Blog

Joe Bantz, CFP®, AIF®

As a financial advisor, I talk about money all day long…and it doesn’t stop when I get home! Since our girls were young, my wife and I have been intentional about teaching and training them on making financial decisions. What we discovered over the years are two significant truths:

  • The best way to learn to handle money is have your own money to handle.
  • The best way to learn to make good financial decisions is to make your own financial decisions.

Both of these can be addressed by using an allowance system, starting at a very young age. We started the girls with an allowance when they started kindergarten, giving them fifty cents a week. Throughout elementary school we increased it yearly (for example, in 4th grade they got $4/week), and had them pay for most of their “wants”. This included treats at a ball game, snacks on a road trip, gifts for birthday parties, etc. As they faced their decisions, we were able to give input into their thought process, guiding them to understand concepts such as opportunity cost, value of saving, and the joy of generosity.

When they entered Junior High, we started giving them their allowance on a monthly basis ($70/month in 7th grade), and increased their financial responsibilities, as well. For example, they were responsible for paying for their own school lunches from their allowance. That freed us from having to keep track of the balance in their account, and transferred the decision-making to them about whether they wanted to pack their own lunch in the morning or buy lunch at school. It was my oldest daughter who blazed the trail when she realized she could keep a whole lot more money if she simply packed her own lunch!
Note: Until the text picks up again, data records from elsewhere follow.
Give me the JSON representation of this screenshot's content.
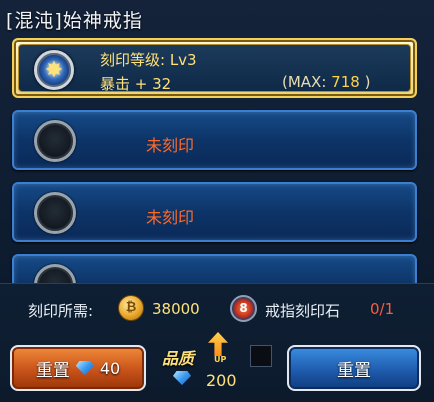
{
  "title": "[混沌]始神戒指",
  "slots": [
    {
      "level_label": "刻印等级: Lv3",
      "stat_label": "暴击 + 32",
      "max_prefix": "(MAX: ",
      "max_value": "718",
      "max_suffix": " )"
    },
    {
      "status": "未刻印"
    },
    {
      "status": "未刻印"
    }
  ],
  "requirement": {
    "label": "刻印所需:",
    "gold_amount": "38000",
    "stone_name": "戒指刻印石",
    "stone_count": "0/1"
  },
  "buttons": {
    "reset_left_label": "重置",
    "reset_left_cost": "40",
    "quality_label": "品质",
    "quality_up": "UP",
    "quality_cost": "200",
    "reset_right_label": "重置"
  },
  "colors": {
    "accent_gold": "#ffe079",
    "unset_red": "#ff6a2a",
    "slot_blue": "#164a86",
    "button_orange": "#c9531a",
    "button_blue": "#1f5cae"
  }
}
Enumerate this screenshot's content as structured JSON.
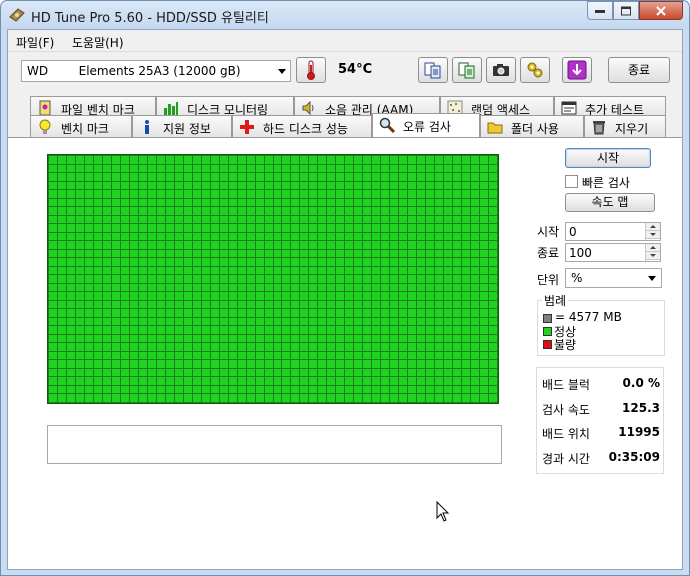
{
  "window": {
    "title": "HD Tune Pro 5.60 - HDD/SSD 유틸리티"
  },
  "menu": {
    "file": "파일(F)",
    "help": "도움말(H)"
  },
  "toolbar": {
    "drive": "WD        Elements 25A3 (12000 gB)",
    "temperature": "54°C",
    "exit": "종료",
    "icons": [
      "copy-info-icon",
      "copy-screen-icon",
      "screenshot-camera-icon",
      "options-wrench-icon",
      "save-download-icon"
    ]
  },
  "tabs_row1": [
    "파일 벤치 마크",
    "디스크 모니터링",
    "소음 관리 (AAM)",
    "랜덤 액세스",
    "추가 테스트"
  ],
  "tabs_row2": [
    "벤치 마크",
    "지원 정보",
    "하드 디스크 성능",
    "오류 검사",
    "폴더 사용",
    "지우기"
  ],
  "active_tab": "오류 검사",
  "scan": {
    "start_button": "시작",
    "quick_scan_label": "빠른 검사",
    "quick_scan_checked": false,
    "speed_map_button": "속도 맵",
    "start_label": "시작",
    "start_value": "0",
    "end_label": "종료",
    "end_value": "100",
    "unit_label": "단위",
    "unit_value": "%",
    "grid_status": "all-ok"
  },
  "legend": {
    "title": "범례",
    "block_size": "= 4577 MB",
    "ok": "정상",
    "bad": "불량",
    "colors": {
      "block": "#808080",
      "ok": "#1ed41e",
      "bad": "#e01010"
    }
  },
  "stats": {
    "bad_blocks_label": "배드 블럭",
    "bad_blocks_value": "0.0 %",
    "scan_speed_label": "검사 속도",
    "scan_speed_value": "125.3",
    "bad_position_label": "배드 위치",
    "bad_position_value": "11995",
    "elapsed_label": "경과 시간",
    "elapsed_value": "0:35:09"
  }
}
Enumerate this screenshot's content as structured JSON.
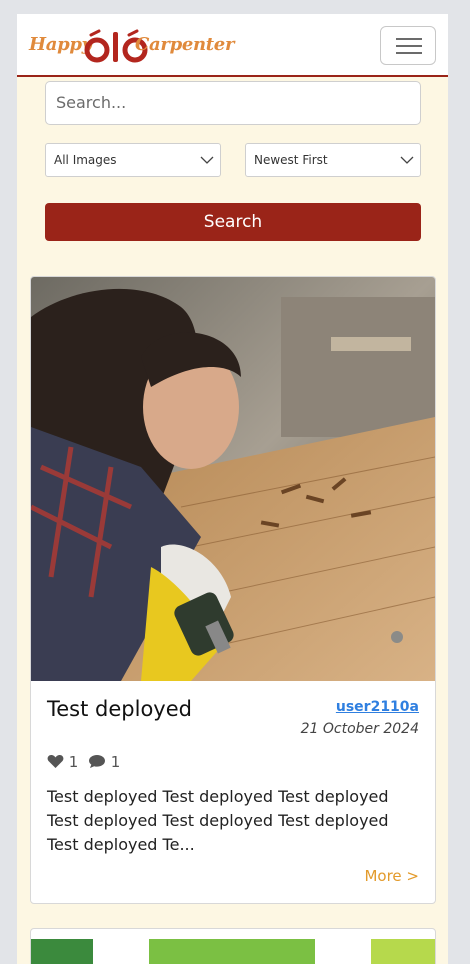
{
  "header": {
    "logo_left": "Happy",
    "logo_right": "Carpenter"
  },
  "search": {
    "placeholder": "Search...",
    "category_filter": "All Images",
    "sort_order": "Newest First",
    "button_label": "Search"
  },
  "post": {
    "title": "Test deployed",
    "author": "user2110a",
    "date": "21 October 2024",
    "likes": "1",
    "comments": "1",
    "excerpt": "Test deployed Test deployed Test deployed Test deployed Test deployed Test deployed Test deployed Te...",
    "more_label": "More >"
  },
  "colors": {
    "brand": "#9a2418",
    "accent": "#e39b2c",
    "link": "#2f7fe0",
    "background": "#fdf7e3"
  }
}
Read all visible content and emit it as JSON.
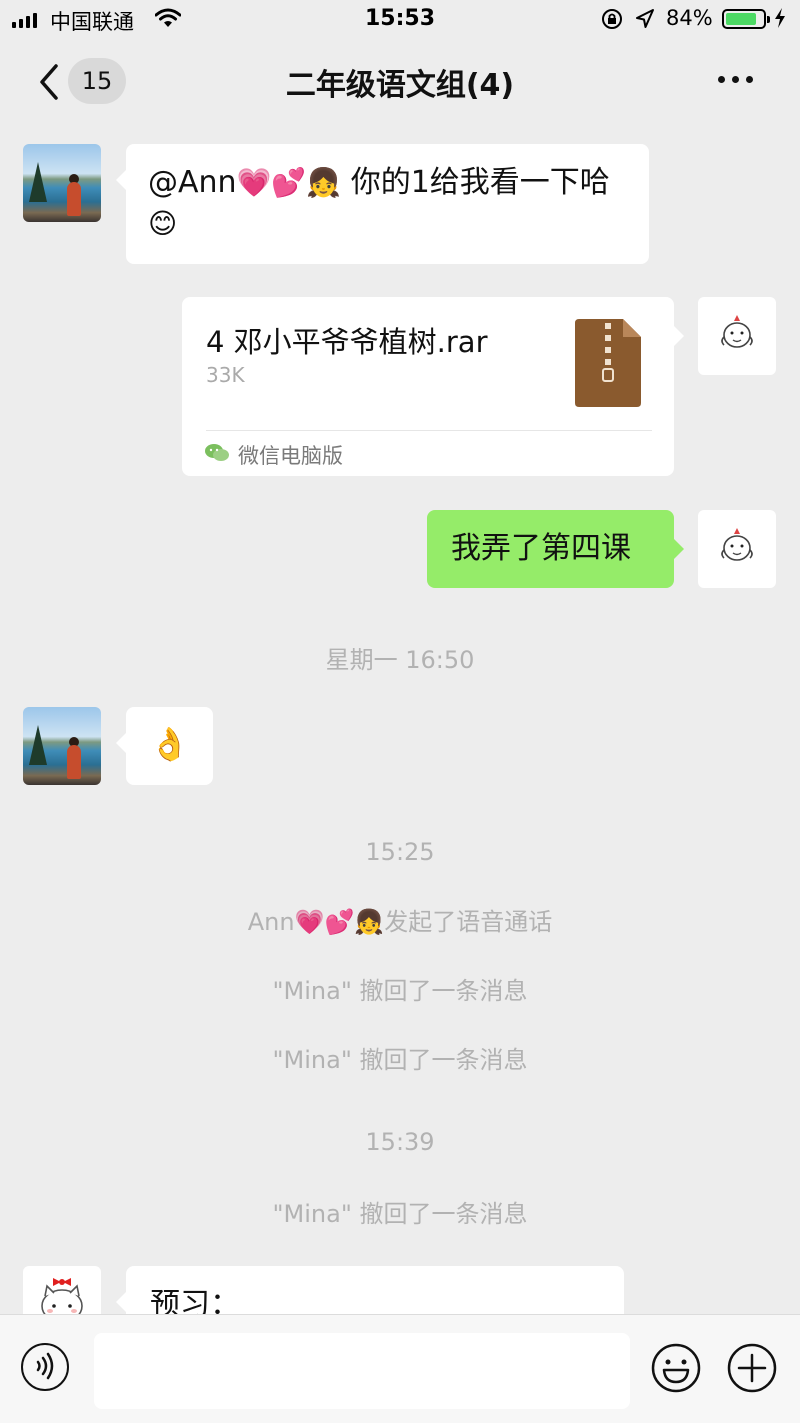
{
  "status_bar": {
    "carrier": "中国联通",
    "time": "15:53",
    "battery_percent": "84%",
    "battery_level": 0.84
  },
  "nav": {
    "back_badge": "15",
    "title": "二年级语文组(4)"
  },
  "messages": {
    "m1": {
      "mention": "@Ann",
      "emoji_after_name": "💗💕👧",
      "text": " 你的1给我看一下哈",
      "emoji_end": "😊"
    },
    "file": {
      "name": "4 邓小平爷爷植树.rar",
      "size": "33K",
      "source": "微信电脑版"
    },
    "m3": {
      "text": "我弄了第四课"
    },
    "ts1": "星期一 16:50",
    "m4": {
      "emoji": "👌"
    },
    "ts2": "15:25",
    "call": {
      "name": "Ann",
      "emoji": "💗💕👧",
      "text": "发起了语音通话"
    },
    "recall1": "\"Mina\" 撤回了一条消息",
    "recall2": "\"Mina\" 撤回了一条消息",
    "ts3": "15:39",
    "recall3": "\"Mina\" 撤回了一条消息",
    "m5": {
      "text": "预习："
    }
  },
  "icons": {
    "signal": "signal-bars-icon",
    "wifi": "wifi-icon",
    "rotation_lock": "rotation-lock-icon",
    "location": "location-arrow-icon",
    "battery": "battery-icon",
    "back": "chevron-left-icon",
    "more": "ellipsis-icon",
    "file": "zip-file-icon",
    "wechat": "wechat-icon",
    "voice": "voice-input-icon",
    "emoji": "emoji-icon",
    "plus": "plus-icon"
  },
  "colors": {
    "background": "#ededed",
    "sent_bubble": "#95ec69",
    "received_bubble": "#ffffff",
    "timestamp_text": "#b2b2b2",
    "file_icon": "#8a5a2e",
    "battery_fill": "#4cd964"
  }
}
Our older two daughters are now in college, managing their own income and limited expenses on their own. They have learned how to plan for future expenses and, in the words of my eldest daughter,

“When I think of money management, the first word that comes to my mind is freedom. When I have my money under control, I have the freedom to use it, and because it is money I have earned, I don’t have to run every financial decision through my parents, because they have taught me well. I know when I can splurge and treat my friends to ice cream, and I know when I should just avoid going to Target altogether. I have so much more peace about life, no matter how full my bank account is, because I have the skills to use my money appropriately.”
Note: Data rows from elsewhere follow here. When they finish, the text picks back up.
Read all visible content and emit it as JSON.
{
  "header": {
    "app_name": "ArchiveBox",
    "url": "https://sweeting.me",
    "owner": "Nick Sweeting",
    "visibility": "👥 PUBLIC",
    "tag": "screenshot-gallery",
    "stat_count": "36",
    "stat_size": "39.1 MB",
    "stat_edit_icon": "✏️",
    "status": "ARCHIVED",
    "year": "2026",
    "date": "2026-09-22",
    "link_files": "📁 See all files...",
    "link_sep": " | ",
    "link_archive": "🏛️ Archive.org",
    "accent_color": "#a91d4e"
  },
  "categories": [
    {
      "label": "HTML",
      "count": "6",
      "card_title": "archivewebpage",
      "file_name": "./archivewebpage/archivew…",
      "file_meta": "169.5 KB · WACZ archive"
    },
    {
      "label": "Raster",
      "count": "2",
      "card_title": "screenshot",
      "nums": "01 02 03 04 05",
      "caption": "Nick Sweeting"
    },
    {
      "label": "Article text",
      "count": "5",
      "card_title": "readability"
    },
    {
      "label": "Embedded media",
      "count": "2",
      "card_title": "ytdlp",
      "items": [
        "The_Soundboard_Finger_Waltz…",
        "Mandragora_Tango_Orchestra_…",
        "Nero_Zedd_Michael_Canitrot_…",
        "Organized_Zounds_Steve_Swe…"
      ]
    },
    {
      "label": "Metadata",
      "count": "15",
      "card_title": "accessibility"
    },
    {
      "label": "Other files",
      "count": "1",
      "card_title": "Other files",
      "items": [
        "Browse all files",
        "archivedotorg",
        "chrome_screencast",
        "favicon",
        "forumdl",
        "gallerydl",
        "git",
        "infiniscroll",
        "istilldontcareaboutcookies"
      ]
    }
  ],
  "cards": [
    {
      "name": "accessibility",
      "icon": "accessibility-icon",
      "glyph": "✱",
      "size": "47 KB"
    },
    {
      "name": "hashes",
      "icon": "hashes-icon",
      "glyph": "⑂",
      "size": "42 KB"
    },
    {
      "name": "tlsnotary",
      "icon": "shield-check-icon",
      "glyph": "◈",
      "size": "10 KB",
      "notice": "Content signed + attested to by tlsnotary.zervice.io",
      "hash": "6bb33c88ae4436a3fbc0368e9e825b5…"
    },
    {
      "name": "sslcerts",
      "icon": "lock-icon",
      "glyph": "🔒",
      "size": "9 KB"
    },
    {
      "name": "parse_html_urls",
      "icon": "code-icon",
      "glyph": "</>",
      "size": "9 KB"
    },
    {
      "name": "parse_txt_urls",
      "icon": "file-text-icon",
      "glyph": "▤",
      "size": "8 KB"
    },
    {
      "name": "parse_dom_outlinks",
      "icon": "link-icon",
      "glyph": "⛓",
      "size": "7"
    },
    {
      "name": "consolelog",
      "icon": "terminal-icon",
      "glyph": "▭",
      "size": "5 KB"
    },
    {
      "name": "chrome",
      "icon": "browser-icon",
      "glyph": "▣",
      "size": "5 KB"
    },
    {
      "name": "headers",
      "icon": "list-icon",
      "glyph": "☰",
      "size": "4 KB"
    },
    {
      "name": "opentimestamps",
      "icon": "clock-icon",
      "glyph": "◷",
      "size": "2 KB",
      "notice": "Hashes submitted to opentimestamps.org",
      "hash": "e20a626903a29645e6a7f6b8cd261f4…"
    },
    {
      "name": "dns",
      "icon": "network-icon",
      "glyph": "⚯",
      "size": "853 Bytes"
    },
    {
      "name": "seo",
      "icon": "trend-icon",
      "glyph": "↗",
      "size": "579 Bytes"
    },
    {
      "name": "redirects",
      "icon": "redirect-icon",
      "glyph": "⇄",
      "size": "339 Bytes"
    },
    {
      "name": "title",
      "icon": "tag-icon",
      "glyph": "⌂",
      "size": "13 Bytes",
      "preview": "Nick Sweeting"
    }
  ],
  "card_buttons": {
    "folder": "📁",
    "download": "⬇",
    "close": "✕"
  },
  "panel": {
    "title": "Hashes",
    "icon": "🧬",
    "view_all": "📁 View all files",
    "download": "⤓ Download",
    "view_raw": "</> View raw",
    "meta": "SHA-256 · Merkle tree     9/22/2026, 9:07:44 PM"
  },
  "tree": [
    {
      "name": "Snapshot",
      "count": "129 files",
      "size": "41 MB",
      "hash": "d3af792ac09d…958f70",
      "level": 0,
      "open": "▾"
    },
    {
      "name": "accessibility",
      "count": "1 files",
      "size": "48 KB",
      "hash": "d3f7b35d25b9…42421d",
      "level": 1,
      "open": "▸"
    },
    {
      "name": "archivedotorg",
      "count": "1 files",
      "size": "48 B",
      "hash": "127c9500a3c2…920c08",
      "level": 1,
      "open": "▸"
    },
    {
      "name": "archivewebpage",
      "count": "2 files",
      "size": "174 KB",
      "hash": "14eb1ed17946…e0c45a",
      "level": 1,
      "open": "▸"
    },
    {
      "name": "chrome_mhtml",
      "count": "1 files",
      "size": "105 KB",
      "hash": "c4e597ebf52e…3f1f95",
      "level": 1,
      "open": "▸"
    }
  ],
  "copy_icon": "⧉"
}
As your children grow and mature, the conversations become more complex and the role morphs into one of coaching, guiding, and encouraging. Talking about housing decisions, job offers, medical bills, student loan repayment, wedding expenses, and even inheritance…these all become an extension of the financial planning conversation started when they were little children.

So, consider using an allowance system as a training tool for the children in your life. You won’t regret it!